Our culture creates Paul Bernardos and Karlas,” says Smith. “Much of their behaviour was learned from pornography.”
Krushel wonders why the Bernardo trial has not been a catalyst against pornography. “Bernardo was a classic case. He came from a dysfunctional family. He used porn that first desensitized , then addicted him. Finally he acted out the porn fantasies and we are seeing more women, like Karla Homolka, addicted to porn. If we truly protected out children and made them a national priority, then women would be treated decently, not degradingly.”
“Control on the sale, display and availability of pornography is not censorship. It is social responsibility for the sake of women and children- really the safety of society,” says Smith. “We want action to get rid of the violence. WRAP and WRC get local bylaws in place. We got the child pornography law passed in 1993.”
Both WRAP and WRC are national bodies which touch the grassroots- offering resources to local groups and letting them keep monies raised locally in local hands.
WRAP is in almost every community. Churches have got behind it. Smith says WRAP would not have reached the magnitude it has without the support of the Catholic Women’s League. WRAP gives local groups a focus, and CFD supplies literature with Canadian facts. CFD is completely volunteer run on a shoe string operating budget of under $7,000 a year. CFD teaches member groups how to implement bylaws against adult-only video stores and keeps their membership informed on recent court cases.
One of the catalysts for the formation of WRC was the Montreal massacre but Rutherford says the founders also had their own private reasons, “circumstances that have profoundly affected them.” Although WRC began as a men’s movement, the ribbons are offered not only through the mails and to professional associations, but also on street corners. Women now wear them as well.”
“On the actual anniversary of December 6th we stand back an listen and let women speak” said Rutherford. “If the media comes to us on that date we refer them to the December 6th Committee and the YWCA’s Rose Button Campaign. We will join in with their initiatives, but not lead or initiate.”

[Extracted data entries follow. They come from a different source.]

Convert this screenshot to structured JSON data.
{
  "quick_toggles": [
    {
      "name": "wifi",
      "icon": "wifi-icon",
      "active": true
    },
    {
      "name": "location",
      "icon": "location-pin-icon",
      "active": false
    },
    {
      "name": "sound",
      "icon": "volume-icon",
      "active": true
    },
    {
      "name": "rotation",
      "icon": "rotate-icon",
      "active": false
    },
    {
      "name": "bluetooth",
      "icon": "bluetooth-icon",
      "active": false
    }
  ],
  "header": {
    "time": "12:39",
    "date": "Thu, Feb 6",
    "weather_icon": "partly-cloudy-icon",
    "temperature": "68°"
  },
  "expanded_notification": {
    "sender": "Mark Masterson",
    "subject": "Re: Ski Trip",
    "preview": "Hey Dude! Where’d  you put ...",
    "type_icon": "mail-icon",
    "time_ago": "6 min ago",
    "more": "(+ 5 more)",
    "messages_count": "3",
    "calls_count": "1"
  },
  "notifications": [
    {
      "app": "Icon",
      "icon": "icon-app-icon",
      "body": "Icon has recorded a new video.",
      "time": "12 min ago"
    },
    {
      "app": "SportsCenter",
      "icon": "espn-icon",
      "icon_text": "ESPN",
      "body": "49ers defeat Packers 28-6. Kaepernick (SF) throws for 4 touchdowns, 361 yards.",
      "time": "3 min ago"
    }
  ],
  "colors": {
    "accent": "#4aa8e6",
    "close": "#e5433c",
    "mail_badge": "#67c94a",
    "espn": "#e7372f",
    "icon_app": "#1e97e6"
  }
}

In eazrly 1995 WRC petitioned Allan Rock, Federal Minister of Justice, on gun control legislation. “We try to give some alternative definitions of fatherhood and make role models [to the macho one.] We have an Annual Father’s Day event. This spring we are hoping to have a father and son walk,” said Rutherford.
WRC neither seeks nor receives any level of government funding for its operating costs which in 1996 are expected to be $175,000. It has two paid staff in donated office space. It solicits donation from both trade unions and corporations. It may apply for government funding for its educational projects.
WRC has developed and distributed the White Ribbon Student Action Kit and Healthy Attitudes, Healthy Relationships, both targeted at high school youth. WRC advertises to student councils, who then against male violence against women. Like WRC, Rose Button approaches Fortune 500 companies for donations.
The YWCA has a strong resolution against pornography. Interim readers, however, will be the YWCA’s stand on abortion troubling.
WRC does not want men to be silent about violence against women. Excellent. But their silence is thought by anti-pornography groups and some women’s groups to be compromising. And any WRC funding of advocacy groups which advocate abortion is funding violence against little women. WRC should speak up against pornography and not indirectly fund prenatal violence.